MH: Overcoming the cold, southerly winds that plague the Docklands was a challenge that we overcame by creating the intimate laneway buffeted from the breeze. When it came to responding to buildings already in place at NewQuay, we designed a T-shape tower as it maximises the northern light, city and water views, as well as creating more corner apartments.

We were conscious of a new supermarket soon to be built across the way from Escala, so the placement of the piazza deliberately provides interests along the path that people will use when they buy groceries. The movement of not just residents, but visitors and workers through the square will help generate activity and buzz in this area of NewQuay.

UM: And how much influence do you have in helping to shape the identity and character of the area through a single or this instance a collection of buildings?

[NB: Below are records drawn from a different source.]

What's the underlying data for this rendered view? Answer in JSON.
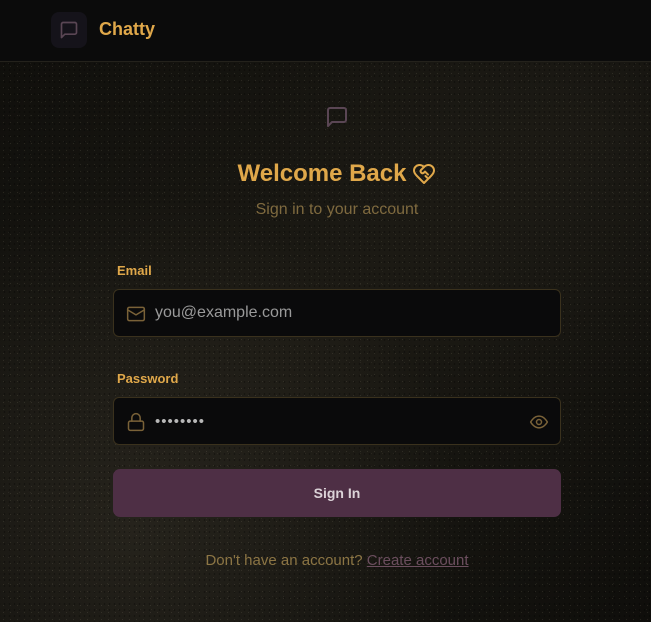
{
  "header": {
    "app_title": "Chatty",
    "logo_icon": "message-square-icon"
  },
  "login": {
    "icon": "message-square-icon",
    "title": "Welcome Back",
    "title_icon": "hand-heart-icon",
    "subtitle": "Sign in to your account",
    "email": {
      "label": "Email",
      "placeholder": "you@example.com",
      "icon": "mail-icon"
    },
    "password": {
      "label": "Password",
      "value": "••••••••",
      "icon": "lock-icon",
      "toggle_icon": "eye-icon"
    },
    "submit_label": "Sign In",
    "footer_text": "Don't have an account?",
    "footer_link": "Create account"
  },
  "colors": {
    "accent": "#e0a84a",
    "button_bg": "#4e2f45",
    "background": "#13120e",
    "link": "#6b4e5e"
  }
}
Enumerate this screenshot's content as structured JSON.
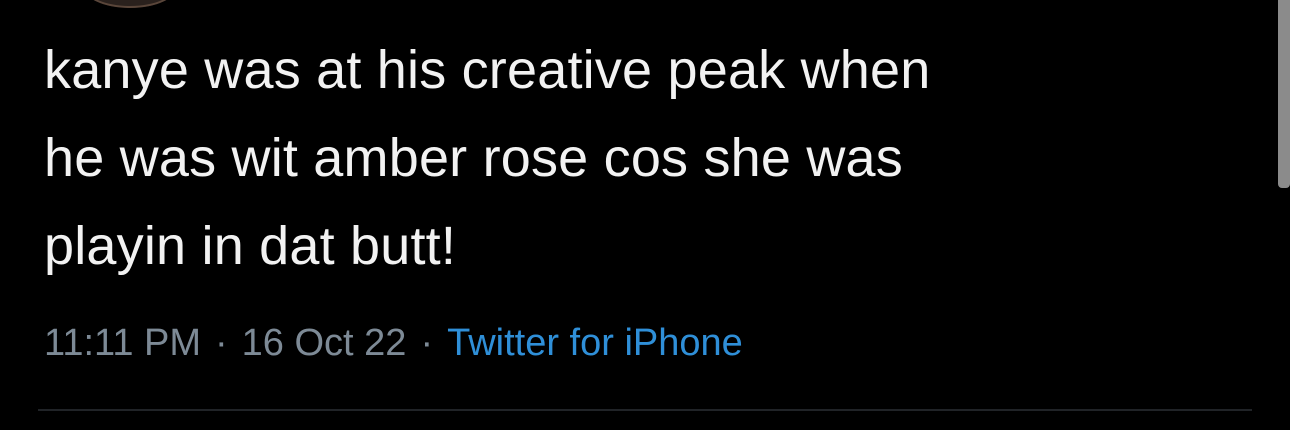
{
  "tweet": {
    "text_lines": [
      "kanye was at his creative peak when",
      "he was wit amber rose cos she was",
      "playin in dat butt!"
    ],
    "time": "11:11 PM",
    "separator": "·",
    "date": "16 Oct 22",
    "source": "Twitter for iPhone"
  },
  "colors": {
    "background": "#000000",
    "text": "#f2f2f2",
    "meta": "#7d8a96",
    "link": "#2f8fd8"
  },
  "icons": {
    "avatar": "avatar-image"
  }
}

MH: At Six Degrees we are firm believers that social life should generate what a building looks like. For example, we’re aware that many office workers venture to the city for drinks or coffee, so we designed the piazza with space for a buzzing north facing café to encourage people to stay in the precinct

UM: What do you consider to be the most critical aspect of Escala's design and what distinguishes it from some of the other buildings in Docklands?=

MH: The most symbolic aspect of Escala’s design is the piazza because it is a genuine public space not just for residents, but for the wider community to socialise. What also stands out about Escala is the significant amount of active street frontage. Even the car park entry is presented like a shop window, with bike racks making it feel like an inner-north bike shop – we’re highly conscious of activating every space.